The Lord thundered from heaven,
And the Most High uttered His voice.
And He sent out arrows, and scattered them,
Lightning, and routed them.
Then the channels of the sea appeared,
The foundations of the world were laid bare
By the rebuke of the Lord,
At the blast of the breath of His nostrils.
(2 Samuel 22:7-16 NASB)
Let’s sing another ‘hymn’ or ‘praise song’ to our Lord! Raise your hands to our loving father! And of course, tremble in absolute utter inability to think a rational thought completely overwhelmed by what His glory truly looks like…
We say glib and trite things like we want God to be close, we want Him to hold us close, and so on. But really what Jesus said and what Paul repeats is that we can call Him ‘daddy’, the intimate term for our fathers on earth. Neither Jesus nor Paul ever asserts that this one we can refer to as our intimate Parent is any different than the terrifying images previously described. We tend to forget that.
The above passage occurs in 2 Samuel 22 and also in Psalm 18. There are trivial differences between these editions of this poem of David, but this section is remarkably free from these differences. I think it’s very important that they both agree about this description, and that the Psalm may be considered a ‘hymn’ for worship. It obviously was different worship back then.
When God Gets Angry
Consider the imagery used here. God is on His throne, and hears the cry of His servant, David in his distress; David’s about to die. David’s ‘Daddy’ in heaven goes OFF! Just the emotional response while still on His throne causes mountains (or the heavens) to tremble (earth quake?), and ignites coal fires. He hasn’t even stood up yet. This is the part of the story where you look at the antagonist and think, ‘oh, now you’re in trouble’.

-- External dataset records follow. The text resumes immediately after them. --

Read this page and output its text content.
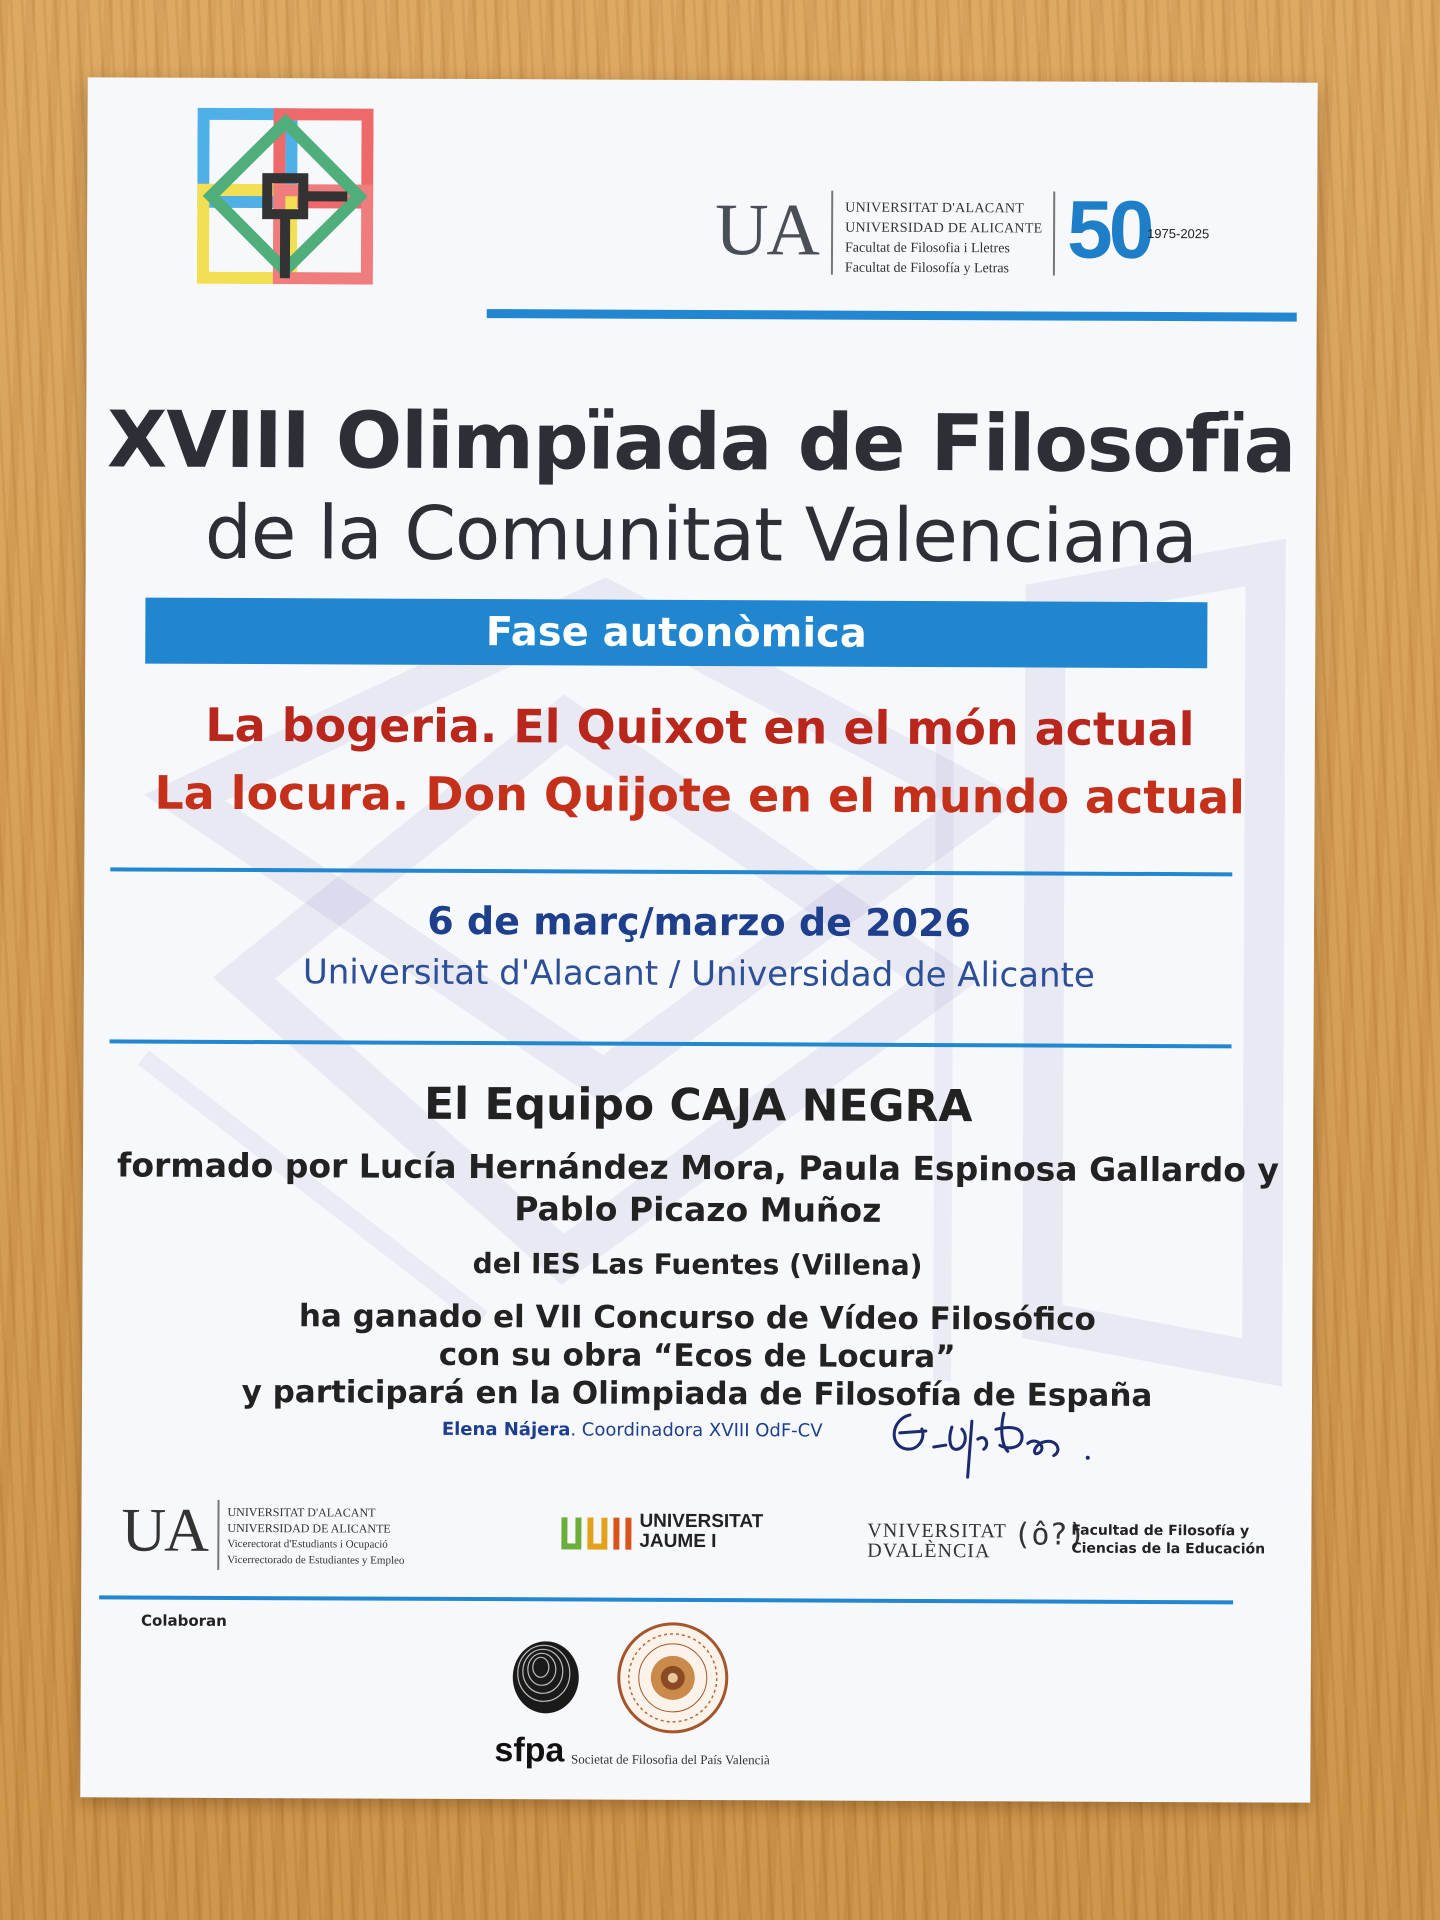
UA UNIVERSITAT D'ALACANT
UNIVERSIDAD DE ALICANTE
Facultat de Filosofia i Lletres
Facultat de Filosofía y Letras 50
1975-2025
XVIII Olimpïada de Filosofïa
de la Comunitat Valenciana
Fase autonòmica
La bogeria. El Quixot en el món actual
La locura. Don Quijote en el mundo actual
6 de març/marzo de 2026
Universitat d'Alacant / Universidad de Alicante
El Equipo CAJA NEGRA
formado por Lucía Hernández Mora, Paula Espinosa Gallardo y
Pablo Picazo Muñoz
del IES Las Fuentes (Villena)
ha ganado el VII Concurso de Vídeo Filosófico
con su obra “Ecos de Locura”
y participará en la Olimpiada de Filosofía de España
Elena Nájera. Coordinadora XVIII OdF-CV
UA UNIVERSITAT D'ALACANT
UNIVERSIDAD DE ALICANTE
Vicerectorat d'Estudiants i Ocupació
Vicerrectorado de Estudiantes y Empleo
UNIVERSITAT
JAUME I	VNIVERSITAT
DVALÈNCIA (ô?)
Facultad de Filosofía y
Ciencias de la Educación
Colaboran
sfpa Societat de Filosofia del País Valencià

So what does He do? He bows heaven to the earth with thick darkness, He rides a cherub (one of the shockingly frightening 4 creatures – not the cute baby angel) and rides the wind. He surrounds Himself with all the trappings of storms that terrify people and remind them of the chaos so close ready to destroy. He sends out arrows and lightning scattering David’s enemies. And then the deeps that threaten David with drowning are laid bare just from Him blowing on them.
Sounds poetic, but now, go back and imagine you’re seeing this. Not even that you’re involved as either an friend or foe, just imagine you’re observing from one of the hillsides. You see God’s response, see Him ‘show up’, see how He shows up. Now, what do you think? Don’t be afraid of the emotion tied to what you see, that’s part of what this ‘hymn’ is about. If you sort of feel like you’d have to change your shorts, you’re getting close to the desired effect.
A Dangerous Frightening Battlefield Medevac
Yes, God rescues; and yes, He hears our cries; and you bet He is interested in saving His beloved ones. But don’t fool yourself that when He shows up there will suddenly be all tranquility, quiet, and little birdies singing. When you look on your ‘enemies’ pity them. When you are attacked, pray for your attackers. Because they have no idea what’s about to happen. The storm is coming. In fact, if we truly believed in this God described in this psalm, we might be a little hesitant to call on Him to rescue us just because it’s somewhat like using a massive fuel-air-explosive to get rid of mosquitoes.
But seriously, if you are being attacked, in a dire, life-threatening situation; then call on your Heavenly Daddy. He hates evil, and all the works of His adversary, the devil. If you are confronted by something of that nature, engage. He has your back (see my previous post), and, if you are overcome, get ready for the storm.
Just to balance that last paragraph, keep in mind the middle section of this psalm, that God dealt with David according to his obedience. In part, that means that David was obedient in character, and in part, it means David only picked the fights of his God. In other words, let’s not assume that we deserve any of this. Keep in mind who serves Whom. In that mindset, go forth boldly and fearlessly engage in the work of our Master.
What’s your view through the knothole?